Research and projects

Mission Statement

Our lab is motivated to understand the genetic and cellular mechanisms controlling organ development and to use this knowledge to determine how congenital organ anomalies occur. We use a combination of animal embryo and stem cell-based approaches to recreate the complexity of human development.

We foster a collaborative, inclusive, and growth-oriented environment to achieve our scientific goals and mentor the next generation of scientists.

Congenital organ anomalies are the leading cause of infant mortality in North America.

The disease mechanisms responsible for causing congenital organ anomalies are poorly understood. Though many are caused by known risk genes discovered after genetic sequencing of an individual with a congenital organ anomaly, how sequence variants in these genes affect the underlying cell and developmental biology during organogenesis is not known.

Our lab is particularly interested in determining the developmental and genetic basis of life-threatening congenital anomalies affecting the formation of the trachea (“wind pipe”) and esophagus (“food pipe”).

To approach this challenge, our lab uses research animal models including Xenopus (African clawed frog) and mice.
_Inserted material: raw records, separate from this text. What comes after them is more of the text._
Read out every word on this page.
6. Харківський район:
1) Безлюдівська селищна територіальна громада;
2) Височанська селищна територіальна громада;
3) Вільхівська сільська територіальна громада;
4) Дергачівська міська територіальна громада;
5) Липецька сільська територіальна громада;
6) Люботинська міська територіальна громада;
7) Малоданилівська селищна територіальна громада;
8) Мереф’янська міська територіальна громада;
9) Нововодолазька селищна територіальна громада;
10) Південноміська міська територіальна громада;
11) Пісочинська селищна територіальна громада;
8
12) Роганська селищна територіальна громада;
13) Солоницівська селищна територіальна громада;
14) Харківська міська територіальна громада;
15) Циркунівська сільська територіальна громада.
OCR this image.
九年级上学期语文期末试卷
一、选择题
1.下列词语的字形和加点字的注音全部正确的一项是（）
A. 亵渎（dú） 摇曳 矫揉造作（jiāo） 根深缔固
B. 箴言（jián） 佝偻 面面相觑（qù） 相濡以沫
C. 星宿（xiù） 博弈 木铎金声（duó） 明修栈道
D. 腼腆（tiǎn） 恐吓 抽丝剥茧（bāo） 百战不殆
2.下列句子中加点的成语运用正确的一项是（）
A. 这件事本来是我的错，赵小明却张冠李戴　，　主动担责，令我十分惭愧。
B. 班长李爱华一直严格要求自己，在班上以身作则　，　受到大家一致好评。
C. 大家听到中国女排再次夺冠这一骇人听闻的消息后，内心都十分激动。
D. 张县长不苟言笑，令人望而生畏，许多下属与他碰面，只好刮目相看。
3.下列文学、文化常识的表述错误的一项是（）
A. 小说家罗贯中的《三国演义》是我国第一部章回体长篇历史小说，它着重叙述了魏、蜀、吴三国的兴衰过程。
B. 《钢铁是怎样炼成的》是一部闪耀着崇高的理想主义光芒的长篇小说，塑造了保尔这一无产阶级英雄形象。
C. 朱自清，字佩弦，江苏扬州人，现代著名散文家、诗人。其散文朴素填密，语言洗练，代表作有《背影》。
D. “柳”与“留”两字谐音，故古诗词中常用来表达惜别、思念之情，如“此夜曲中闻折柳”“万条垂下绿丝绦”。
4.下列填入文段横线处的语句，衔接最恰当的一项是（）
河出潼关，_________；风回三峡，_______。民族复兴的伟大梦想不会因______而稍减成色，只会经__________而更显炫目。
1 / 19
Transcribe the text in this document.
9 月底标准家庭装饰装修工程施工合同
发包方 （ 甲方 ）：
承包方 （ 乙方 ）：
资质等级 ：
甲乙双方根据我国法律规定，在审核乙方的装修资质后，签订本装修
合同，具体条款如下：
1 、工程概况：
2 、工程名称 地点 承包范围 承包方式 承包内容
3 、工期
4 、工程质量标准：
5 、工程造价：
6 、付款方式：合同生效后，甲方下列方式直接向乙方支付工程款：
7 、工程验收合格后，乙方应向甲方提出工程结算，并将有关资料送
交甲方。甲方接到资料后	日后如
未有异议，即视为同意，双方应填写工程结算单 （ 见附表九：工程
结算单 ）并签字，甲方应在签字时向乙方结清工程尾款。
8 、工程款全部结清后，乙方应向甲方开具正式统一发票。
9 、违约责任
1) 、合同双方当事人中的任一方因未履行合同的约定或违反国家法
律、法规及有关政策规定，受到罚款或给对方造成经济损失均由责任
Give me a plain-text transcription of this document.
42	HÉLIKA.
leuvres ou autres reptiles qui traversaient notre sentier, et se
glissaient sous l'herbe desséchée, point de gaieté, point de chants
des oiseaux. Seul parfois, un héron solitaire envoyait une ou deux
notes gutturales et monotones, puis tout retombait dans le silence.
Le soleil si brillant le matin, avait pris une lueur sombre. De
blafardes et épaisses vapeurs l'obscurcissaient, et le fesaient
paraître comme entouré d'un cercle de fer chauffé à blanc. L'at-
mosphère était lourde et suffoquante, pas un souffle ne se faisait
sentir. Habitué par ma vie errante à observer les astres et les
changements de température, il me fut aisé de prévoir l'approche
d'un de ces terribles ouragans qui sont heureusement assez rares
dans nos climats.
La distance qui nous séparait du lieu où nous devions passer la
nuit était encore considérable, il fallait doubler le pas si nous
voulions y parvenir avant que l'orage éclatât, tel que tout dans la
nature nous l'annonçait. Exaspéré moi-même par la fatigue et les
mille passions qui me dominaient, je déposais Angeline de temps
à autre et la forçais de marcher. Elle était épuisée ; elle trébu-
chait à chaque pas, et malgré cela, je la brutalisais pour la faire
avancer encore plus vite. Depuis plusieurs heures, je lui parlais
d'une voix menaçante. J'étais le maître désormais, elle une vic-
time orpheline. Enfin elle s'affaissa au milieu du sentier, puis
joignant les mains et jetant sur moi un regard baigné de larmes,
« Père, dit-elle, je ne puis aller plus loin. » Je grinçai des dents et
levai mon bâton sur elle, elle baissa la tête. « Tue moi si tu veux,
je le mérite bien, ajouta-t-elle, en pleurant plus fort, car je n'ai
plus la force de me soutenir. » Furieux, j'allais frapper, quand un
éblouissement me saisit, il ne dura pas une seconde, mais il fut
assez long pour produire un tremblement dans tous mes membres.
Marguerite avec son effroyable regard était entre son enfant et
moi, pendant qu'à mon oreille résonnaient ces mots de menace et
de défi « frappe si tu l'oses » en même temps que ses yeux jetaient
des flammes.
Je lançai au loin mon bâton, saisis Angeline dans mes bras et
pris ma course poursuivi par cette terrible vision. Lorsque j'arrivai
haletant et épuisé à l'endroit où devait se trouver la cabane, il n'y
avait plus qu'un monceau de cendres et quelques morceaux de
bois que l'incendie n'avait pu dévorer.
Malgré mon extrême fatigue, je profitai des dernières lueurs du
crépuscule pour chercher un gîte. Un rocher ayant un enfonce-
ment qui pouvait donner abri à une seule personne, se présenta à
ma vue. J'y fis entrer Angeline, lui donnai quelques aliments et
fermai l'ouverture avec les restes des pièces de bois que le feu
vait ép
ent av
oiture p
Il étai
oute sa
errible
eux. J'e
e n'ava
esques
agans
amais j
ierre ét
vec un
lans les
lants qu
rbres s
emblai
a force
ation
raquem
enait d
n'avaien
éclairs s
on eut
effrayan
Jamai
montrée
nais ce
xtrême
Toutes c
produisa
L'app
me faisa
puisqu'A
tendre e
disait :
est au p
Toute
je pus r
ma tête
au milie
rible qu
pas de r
Xenopus and mice have all of the same organs as humans, including a trachea and esophagus, and their organ development is similar, making them excellent models to study human development and disease.

We also use pluripotent stem cell-derived digestive and respiratory tissue to understand how the underlying cell biology is disrupted.

  • We use the latest CRISPR-Cas9 gene editing technologies to quickly generate gene-edited Xenopus and test if disrupting the orthologous gene discovered in human patients disrupts trachea-esophageal development in the frog embryo. See our published work here.

  • From our human genetics studies we discovered that many patients have genetic variants in proteins involved in endosome trafficking pathways, a pathway all cells use to move proteins to different cellular domains and change the composition of their plasma membrane. We found that endosomes transport polarity proteins to the right place at the right time to keep the trachea and esophagus cells organized during complex tissue fusion and tissue separation events. See our published work here.

  • Our long term research goal is to discover new mechanisms of organ development and how they relate to congenital anomalies. Many common congenital anomalies involve organs and tissues that undergo fusion, and in some cases, separation during development. These include the palate, heart, trachea and esophagus, neural tube (spinal cord), and inner ear. Our lab’s goal is to determine how the development of these organs are affected by disruptions to ubiquitously used cellular pathways like endosomal trafficking and whether these organs share conserved cellular mechanisms.

Publications

Edwards NA, Rankin SA, Kashyap A, Warren A, Agricola Z, Kenny AP, Kofron MJ, Shen Y, Chung WK, Zorn AM. Disrupted endosomal trafficking of the Vangl-Celsr polarity complex underlies congenital anomalies in Xenopus trachea-esophageal morphogenesis. Developmental Cell. 60(18): 2487-2505, 9/2025. PMID: 40412385.

Zhong G*, Ahimaz PR*, Edwards NA*, Hagen JJ, Faure C, Kingma P, Middlesworth W, Khlevner J, El Fiky M, Schindel D, Fialkowski E, Kashyap A, Forlenza S, Kenny AP, Zorn AM, Shen Y, Chung WK. Identification and validation of novel candidate risk genes in endocytic vesicular trafficking associated with esophageal atresia and tracheoesophageal fistulas. Human Genetics and Genomics Advances. 3(3):100107. PMID: 35519826. *Co-first authors

Edwards NA, Shacham-Silverberg V, Weitz L, Kingma PS, Shen Y, Wells JM, Chung WK, Zorn AM. Developmental basis of trachea-esophageal birth defects. Developmental Biology. 477:85-97, 9/2021. PMID: 34023332.